Regione Abruzzo – La svolta socialista di Gianni Chiodi e dei suoi

di Loris Tarli

Un’altra riforma che va nella direzione della ristrutturazione, nell’intento di ridurre i costi – è questo lo scopo della riforma delle Ipab, le Istituzioni pubbliche di assistenza e beneficenza e il loro conseguente riordino in Asp (Aziende Pubbliche di Servizi alla Persona). Per capire davvero la portata di questo lavoro vi proponiamo alcuni numeri del riordino, Primo: dalle 110 Ipab esistenti si passa ad un massimo di 8 Asp (Azienda servizi alla persona). Secondo: dagli oltre 200 attuali componenti nei consigli di amministrazione a 20 membri complessivi. Terzo: da oltre 50 revisori dei conti a 12. “Un grande passo avanti”, con il merito di ridurre costi e poltrone: infatti dall’esercito composto dagli oltre 200 amministratori, revisori di conti e commissari, resteranno meno di 20 consiglieri di amministrazione.

“Da sottolineare, che è una nuova idea politica di assistenza sul territorio” – dicono assessori e presidente della regione. Si è penso soprattutto al potenziamento dei servizi alla persona, soprattutto degli anziani con le case di riposo e dei più piccoli con gli asili. Il senso vero di questa riforma, dunque, è l’aver messo a sistema il patrimonio di tutte le Ipab abruzzesi che va a concretizzare un’idea solidaristica tra tutti gli istituti. Le diverse case di cura, potranno fare riferimento ad un unico patrimonio della Asp in grado di migliorare l’offerta e i servizi. Un impegno concreto verso i più bisognosi e le fasce sociali più deboli.

L’elenco è lungo: si parte dalla riduzione degli Ato, e dei Confidi, per arrivare a quella delle Comunità montane e dei consorzi industriali – l’Abruzzo, ha dichiarato il Presidente della Regione, è stata tra le poche regioni a ridurre il numero dei dirigenti e soprattutto il compenso e le pensioni ai consiglieri regionali e il numero dei consorzi industriali.

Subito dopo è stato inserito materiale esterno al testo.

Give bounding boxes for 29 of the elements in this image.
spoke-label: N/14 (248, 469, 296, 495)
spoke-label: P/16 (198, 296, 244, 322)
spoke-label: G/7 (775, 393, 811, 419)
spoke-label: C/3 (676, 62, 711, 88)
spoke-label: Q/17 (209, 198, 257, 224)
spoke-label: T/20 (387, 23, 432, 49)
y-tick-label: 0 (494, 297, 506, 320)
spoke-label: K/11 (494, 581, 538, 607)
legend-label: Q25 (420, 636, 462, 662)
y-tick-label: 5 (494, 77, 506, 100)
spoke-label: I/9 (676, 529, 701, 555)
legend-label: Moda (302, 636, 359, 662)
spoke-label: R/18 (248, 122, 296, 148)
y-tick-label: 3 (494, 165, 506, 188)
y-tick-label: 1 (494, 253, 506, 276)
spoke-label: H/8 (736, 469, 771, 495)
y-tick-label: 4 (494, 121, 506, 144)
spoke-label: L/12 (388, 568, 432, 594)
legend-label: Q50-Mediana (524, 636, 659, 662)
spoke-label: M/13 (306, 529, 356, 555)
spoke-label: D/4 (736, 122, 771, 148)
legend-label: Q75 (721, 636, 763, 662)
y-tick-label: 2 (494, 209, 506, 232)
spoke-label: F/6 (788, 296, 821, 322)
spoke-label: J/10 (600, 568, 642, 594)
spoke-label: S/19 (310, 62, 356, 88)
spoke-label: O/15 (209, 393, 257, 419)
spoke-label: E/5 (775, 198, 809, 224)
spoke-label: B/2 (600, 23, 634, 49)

La direzione politica presa è dettata da due motivi, cioè la crisi che sta logorando le istituzioni e l’alto debito da ripianare della sola regione Abruzzo – scelte prevedibili e inevitabili, dettate dall’esigenza di non sperperare più. Ma si sa, la realtà è più complessa della teoria! Ecco che si stanno e si sono manifestati ormai da tempo malcontenti tra i politici abruzzesi e persone a loro vicine, infatti gli imprenditori chiedono appalti e la società servizi a basso costo, ecco quindi che la politica dovrà fare una scelta tra “proletariato o borghesia”.